In effect, Maxwell has stumbled upon a series of propositions — 400 pages’ worth! — that are so egregiously incorrect and outlandish that, at a certain point, they transcend any individual man’s capacity for folly. They are language’s fault, or philosophy’s fault, or logic’s fault. Like the German peasantry, we must hold ourselves accountable. We must conclude that our faculties for effective communication and ratiocination are irremediably impoverished if they permitted this book to exist; any institution or phenomenon that contributed to the production of this book — whether literary, pedagogical, or scientific — must be categorically repudiated and abandoned. Consider the “twi Twin inverse effect,” the cornerstone of Maxwell’s entire philosophy.
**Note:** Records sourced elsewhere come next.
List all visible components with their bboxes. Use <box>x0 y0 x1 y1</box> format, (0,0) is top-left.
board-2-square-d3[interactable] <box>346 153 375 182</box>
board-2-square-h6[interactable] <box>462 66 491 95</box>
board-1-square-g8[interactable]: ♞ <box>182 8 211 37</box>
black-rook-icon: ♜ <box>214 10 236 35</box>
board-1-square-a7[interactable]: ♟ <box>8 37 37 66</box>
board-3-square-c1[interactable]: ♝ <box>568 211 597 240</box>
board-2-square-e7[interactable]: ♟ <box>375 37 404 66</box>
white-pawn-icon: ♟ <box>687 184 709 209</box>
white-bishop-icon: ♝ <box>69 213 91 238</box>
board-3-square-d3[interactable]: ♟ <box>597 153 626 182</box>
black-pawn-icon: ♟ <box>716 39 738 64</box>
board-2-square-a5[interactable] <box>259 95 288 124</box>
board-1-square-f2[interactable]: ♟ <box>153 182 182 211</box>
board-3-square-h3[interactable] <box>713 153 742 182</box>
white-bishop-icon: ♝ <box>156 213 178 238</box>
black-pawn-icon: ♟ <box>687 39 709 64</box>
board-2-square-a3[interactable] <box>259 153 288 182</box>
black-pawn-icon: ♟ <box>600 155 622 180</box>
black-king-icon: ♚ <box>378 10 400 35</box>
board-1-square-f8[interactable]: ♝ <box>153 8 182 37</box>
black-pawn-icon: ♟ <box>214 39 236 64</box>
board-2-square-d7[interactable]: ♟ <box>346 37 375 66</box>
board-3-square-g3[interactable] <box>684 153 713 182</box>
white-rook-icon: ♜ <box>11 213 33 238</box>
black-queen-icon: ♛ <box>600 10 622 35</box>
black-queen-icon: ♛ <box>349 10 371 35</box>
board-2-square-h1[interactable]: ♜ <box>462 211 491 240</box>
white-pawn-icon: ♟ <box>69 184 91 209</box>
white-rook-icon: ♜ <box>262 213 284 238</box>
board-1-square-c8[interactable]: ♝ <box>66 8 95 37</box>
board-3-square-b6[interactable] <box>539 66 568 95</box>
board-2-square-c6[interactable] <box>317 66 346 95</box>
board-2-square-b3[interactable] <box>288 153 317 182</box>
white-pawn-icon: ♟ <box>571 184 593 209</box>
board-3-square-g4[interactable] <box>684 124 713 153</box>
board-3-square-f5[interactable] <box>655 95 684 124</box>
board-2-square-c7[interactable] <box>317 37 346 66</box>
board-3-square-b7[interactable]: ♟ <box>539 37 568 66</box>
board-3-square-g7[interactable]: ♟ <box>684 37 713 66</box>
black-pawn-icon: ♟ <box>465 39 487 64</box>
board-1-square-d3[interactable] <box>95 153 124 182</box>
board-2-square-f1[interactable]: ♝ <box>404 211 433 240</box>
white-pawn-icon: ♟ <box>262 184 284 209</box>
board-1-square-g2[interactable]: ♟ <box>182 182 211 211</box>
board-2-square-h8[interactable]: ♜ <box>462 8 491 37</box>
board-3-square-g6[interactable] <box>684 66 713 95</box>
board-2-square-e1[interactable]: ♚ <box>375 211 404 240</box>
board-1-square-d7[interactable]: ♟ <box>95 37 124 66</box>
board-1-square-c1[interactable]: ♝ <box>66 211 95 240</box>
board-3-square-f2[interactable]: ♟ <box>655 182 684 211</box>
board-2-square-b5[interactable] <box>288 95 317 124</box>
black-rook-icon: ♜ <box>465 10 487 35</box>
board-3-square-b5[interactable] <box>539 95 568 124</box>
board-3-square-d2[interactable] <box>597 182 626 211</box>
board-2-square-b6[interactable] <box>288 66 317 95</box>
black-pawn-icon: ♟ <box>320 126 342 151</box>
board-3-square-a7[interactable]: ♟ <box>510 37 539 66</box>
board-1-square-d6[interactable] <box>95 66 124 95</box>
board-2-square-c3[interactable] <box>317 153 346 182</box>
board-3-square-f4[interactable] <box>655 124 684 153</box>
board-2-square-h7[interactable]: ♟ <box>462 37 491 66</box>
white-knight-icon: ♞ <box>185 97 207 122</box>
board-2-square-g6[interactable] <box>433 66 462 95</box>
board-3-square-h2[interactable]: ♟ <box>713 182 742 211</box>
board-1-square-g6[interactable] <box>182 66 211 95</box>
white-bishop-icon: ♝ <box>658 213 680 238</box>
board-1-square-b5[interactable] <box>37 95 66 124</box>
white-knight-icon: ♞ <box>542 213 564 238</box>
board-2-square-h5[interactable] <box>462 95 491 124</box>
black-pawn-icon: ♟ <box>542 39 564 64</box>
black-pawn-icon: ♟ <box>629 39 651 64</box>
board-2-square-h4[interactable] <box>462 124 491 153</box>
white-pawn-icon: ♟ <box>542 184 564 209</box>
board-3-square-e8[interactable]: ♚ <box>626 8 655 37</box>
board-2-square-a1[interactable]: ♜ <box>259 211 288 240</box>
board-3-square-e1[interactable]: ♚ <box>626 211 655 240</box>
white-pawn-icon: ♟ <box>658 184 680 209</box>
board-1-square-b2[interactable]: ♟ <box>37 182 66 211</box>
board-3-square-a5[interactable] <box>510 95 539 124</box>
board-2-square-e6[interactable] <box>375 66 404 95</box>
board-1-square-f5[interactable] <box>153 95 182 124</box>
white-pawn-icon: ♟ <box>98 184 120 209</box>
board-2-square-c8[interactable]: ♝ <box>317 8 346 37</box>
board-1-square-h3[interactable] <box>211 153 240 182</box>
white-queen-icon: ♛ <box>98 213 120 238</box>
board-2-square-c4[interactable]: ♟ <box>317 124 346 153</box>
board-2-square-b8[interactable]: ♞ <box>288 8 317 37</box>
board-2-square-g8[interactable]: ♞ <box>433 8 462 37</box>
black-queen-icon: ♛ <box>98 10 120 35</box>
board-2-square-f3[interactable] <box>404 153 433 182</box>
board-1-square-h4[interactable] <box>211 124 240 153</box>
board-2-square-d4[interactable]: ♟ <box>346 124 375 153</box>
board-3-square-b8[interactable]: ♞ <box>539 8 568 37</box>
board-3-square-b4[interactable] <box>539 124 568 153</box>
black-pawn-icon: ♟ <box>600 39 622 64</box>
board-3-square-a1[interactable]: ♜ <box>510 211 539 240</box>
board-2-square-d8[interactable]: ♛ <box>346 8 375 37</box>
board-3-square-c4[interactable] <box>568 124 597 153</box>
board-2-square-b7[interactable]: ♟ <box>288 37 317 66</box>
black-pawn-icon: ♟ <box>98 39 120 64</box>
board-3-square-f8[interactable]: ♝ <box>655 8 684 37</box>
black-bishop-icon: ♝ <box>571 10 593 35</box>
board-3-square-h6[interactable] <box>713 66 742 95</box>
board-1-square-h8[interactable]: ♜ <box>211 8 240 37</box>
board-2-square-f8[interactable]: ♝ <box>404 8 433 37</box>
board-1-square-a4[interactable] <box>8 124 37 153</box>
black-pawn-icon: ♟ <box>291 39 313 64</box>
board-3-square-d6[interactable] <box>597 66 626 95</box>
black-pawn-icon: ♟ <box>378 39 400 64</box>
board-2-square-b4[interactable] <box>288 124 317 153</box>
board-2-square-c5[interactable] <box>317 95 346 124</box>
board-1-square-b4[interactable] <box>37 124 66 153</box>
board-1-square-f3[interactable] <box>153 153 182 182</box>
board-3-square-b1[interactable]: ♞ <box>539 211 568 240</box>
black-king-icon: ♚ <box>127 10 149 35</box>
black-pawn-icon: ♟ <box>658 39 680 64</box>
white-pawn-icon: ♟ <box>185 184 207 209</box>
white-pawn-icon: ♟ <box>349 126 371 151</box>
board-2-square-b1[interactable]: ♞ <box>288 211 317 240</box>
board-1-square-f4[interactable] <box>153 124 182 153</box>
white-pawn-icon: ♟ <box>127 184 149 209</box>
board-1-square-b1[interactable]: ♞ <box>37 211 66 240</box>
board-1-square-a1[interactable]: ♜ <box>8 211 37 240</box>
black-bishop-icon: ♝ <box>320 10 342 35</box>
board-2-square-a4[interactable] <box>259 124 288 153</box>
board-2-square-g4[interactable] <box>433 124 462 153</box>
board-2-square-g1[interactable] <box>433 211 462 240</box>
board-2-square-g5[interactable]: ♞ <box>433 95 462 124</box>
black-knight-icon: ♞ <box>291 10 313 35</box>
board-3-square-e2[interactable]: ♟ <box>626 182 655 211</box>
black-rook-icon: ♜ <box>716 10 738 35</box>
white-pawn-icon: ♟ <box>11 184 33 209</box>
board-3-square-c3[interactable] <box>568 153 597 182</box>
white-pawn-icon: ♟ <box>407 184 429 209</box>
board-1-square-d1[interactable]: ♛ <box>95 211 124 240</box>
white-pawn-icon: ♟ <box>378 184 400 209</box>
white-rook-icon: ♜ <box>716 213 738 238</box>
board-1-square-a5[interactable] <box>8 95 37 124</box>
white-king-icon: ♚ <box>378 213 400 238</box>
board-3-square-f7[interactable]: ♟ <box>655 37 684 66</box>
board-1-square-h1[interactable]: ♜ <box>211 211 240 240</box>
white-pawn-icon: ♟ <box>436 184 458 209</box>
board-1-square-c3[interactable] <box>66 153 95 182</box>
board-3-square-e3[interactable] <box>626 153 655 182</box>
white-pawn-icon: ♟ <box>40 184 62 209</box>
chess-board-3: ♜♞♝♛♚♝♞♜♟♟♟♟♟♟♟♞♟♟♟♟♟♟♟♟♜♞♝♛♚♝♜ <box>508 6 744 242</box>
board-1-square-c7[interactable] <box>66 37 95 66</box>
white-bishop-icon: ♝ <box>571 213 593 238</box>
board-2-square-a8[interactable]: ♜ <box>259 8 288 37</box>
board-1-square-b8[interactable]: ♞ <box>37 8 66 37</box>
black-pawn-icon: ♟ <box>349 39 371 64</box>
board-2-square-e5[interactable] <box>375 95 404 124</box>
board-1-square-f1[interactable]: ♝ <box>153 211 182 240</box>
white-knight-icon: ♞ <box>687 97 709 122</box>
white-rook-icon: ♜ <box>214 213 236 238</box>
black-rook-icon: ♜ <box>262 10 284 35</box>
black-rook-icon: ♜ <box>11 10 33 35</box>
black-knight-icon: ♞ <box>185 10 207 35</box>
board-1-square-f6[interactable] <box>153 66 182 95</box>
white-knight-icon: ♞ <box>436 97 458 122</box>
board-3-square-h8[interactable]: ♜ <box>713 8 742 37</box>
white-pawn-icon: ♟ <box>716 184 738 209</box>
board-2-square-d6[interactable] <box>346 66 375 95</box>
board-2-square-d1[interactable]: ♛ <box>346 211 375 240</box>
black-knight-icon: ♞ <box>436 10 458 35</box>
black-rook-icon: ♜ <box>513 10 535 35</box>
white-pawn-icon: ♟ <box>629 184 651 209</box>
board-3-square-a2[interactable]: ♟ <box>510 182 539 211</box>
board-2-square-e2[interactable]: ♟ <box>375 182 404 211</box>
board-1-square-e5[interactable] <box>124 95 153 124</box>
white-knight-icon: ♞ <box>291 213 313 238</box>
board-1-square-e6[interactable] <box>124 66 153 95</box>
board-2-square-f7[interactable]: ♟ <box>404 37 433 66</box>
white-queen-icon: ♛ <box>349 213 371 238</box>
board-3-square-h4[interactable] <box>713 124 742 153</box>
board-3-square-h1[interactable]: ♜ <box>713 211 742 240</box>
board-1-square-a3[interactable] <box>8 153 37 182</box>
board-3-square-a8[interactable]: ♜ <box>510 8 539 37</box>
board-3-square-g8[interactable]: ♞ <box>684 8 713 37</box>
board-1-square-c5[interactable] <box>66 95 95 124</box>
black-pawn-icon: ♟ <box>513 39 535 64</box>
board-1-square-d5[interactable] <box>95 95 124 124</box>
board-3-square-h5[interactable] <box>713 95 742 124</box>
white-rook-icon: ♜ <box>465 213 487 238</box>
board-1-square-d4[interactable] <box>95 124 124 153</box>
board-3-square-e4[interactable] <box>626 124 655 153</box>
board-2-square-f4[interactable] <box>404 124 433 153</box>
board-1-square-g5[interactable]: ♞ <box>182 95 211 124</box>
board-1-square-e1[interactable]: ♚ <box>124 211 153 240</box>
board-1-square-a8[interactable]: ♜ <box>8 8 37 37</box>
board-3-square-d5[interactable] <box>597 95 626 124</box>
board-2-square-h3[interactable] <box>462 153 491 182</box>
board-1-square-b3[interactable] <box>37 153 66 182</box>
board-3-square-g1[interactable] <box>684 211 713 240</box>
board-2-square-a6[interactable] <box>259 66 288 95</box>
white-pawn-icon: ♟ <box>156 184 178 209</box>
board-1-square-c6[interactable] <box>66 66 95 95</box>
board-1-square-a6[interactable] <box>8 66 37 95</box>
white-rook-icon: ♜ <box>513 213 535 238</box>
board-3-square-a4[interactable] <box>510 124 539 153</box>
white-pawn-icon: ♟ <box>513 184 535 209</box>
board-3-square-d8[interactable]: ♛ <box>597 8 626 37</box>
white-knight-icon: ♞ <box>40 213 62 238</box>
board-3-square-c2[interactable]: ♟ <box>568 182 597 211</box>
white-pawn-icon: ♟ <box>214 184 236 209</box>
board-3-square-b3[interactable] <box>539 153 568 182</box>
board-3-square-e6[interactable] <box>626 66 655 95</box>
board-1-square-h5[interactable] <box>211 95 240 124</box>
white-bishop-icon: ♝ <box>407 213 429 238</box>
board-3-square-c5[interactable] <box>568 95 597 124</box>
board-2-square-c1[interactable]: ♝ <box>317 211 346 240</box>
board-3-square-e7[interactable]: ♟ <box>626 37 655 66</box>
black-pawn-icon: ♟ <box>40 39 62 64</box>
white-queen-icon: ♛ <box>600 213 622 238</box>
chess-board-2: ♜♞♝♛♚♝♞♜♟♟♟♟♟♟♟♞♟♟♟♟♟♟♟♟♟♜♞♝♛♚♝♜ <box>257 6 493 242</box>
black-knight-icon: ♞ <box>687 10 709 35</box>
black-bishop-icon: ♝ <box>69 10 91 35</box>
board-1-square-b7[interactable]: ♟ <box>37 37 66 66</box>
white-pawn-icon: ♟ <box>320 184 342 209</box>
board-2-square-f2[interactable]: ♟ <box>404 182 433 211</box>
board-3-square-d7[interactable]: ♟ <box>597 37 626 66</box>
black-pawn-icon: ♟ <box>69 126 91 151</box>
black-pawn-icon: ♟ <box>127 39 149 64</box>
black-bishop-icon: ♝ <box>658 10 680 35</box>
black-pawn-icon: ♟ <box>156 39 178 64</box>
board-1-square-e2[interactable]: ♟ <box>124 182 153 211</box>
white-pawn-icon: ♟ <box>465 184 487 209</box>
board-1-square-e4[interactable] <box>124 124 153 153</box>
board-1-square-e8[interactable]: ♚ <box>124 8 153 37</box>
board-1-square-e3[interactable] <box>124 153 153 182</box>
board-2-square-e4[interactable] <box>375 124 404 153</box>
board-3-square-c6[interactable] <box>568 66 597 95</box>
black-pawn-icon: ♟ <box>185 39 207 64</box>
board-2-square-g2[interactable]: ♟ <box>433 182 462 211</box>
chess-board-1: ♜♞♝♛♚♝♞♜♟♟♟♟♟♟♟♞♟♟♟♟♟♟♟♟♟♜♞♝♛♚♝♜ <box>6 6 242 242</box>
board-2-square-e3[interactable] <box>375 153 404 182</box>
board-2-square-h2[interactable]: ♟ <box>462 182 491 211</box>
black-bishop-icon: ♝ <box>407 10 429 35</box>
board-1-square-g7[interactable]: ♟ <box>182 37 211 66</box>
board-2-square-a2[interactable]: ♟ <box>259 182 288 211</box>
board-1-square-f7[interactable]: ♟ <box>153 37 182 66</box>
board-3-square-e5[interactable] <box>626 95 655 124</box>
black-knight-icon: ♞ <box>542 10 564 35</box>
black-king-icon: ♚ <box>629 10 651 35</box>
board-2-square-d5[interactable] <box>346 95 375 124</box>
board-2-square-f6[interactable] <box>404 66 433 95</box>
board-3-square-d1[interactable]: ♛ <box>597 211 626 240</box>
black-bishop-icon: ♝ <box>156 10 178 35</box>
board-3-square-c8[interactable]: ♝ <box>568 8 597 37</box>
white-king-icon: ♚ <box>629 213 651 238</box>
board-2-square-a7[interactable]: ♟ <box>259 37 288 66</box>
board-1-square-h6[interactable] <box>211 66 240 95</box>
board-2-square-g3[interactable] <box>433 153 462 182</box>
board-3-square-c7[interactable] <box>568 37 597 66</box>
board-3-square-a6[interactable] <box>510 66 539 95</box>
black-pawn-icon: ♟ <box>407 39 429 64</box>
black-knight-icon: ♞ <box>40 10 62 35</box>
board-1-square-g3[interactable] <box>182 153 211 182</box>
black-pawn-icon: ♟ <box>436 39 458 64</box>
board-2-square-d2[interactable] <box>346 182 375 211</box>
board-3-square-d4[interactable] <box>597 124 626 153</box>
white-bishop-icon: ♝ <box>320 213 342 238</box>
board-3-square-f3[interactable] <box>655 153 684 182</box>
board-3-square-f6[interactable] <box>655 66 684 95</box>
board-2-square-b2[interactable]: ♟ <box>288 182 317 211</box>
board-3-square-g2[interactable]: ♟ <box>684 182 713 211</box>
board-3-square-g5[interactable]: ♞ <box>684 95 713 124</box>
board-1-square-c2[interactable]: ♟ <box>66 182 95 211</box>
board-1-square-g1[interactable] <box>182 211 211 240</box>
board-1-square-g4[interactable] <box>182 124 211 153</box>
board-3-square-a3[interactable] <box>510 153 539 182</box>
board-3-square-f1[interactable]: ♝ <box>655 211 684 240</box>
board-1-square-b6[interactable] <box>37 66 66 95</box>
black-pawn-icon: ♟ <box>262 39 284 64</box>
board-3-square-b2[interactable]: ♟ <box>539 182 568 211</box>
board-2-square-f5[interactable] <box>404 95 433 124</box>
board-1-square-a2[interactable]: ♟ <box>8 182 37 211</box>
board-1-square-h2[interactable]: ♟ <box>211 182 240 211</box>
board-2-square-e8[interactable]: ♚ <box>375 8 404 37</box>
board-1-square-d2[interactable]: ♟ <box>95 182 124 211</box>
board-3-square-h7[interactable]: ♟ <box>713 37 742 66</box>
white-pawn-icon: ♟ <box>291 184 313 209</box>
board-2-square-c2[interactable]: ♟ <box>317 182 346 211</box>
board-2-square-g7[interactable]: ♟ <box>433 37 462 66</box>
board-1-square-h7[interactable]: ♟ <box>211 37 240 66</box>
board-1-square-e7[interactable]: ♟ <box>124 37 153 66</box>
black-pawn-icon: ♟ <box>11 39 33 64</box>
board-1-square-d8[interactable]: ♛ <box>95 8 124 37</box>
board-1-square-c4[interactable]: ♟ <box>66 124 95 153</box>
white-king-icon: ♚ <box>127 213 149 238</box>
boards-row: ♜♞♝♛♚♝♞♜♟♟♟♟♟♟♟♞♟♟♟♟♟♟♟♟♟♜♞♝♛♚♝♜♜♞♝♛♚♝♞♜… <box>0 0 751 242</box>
Even without getting into what a “twi Twin inverse effect” might mean, the phrase uses a word that doesn’t exist and a word that he never even pretends to define. It’s as though an obvious typo somehow mutated into the central concept of the book. One must wonder what other grand ideas from intellectual history began their lives as typos. Occasionalism? Skepticism? Imagism? Darwinism? All of them? Here’s a book that finally exposes the feebleness of man’s intellectual ambitions. It makes me wish ideas didn‘t exist. It makes me hate the very notion of education. It makes me wish I read books authored by rocks and twigs.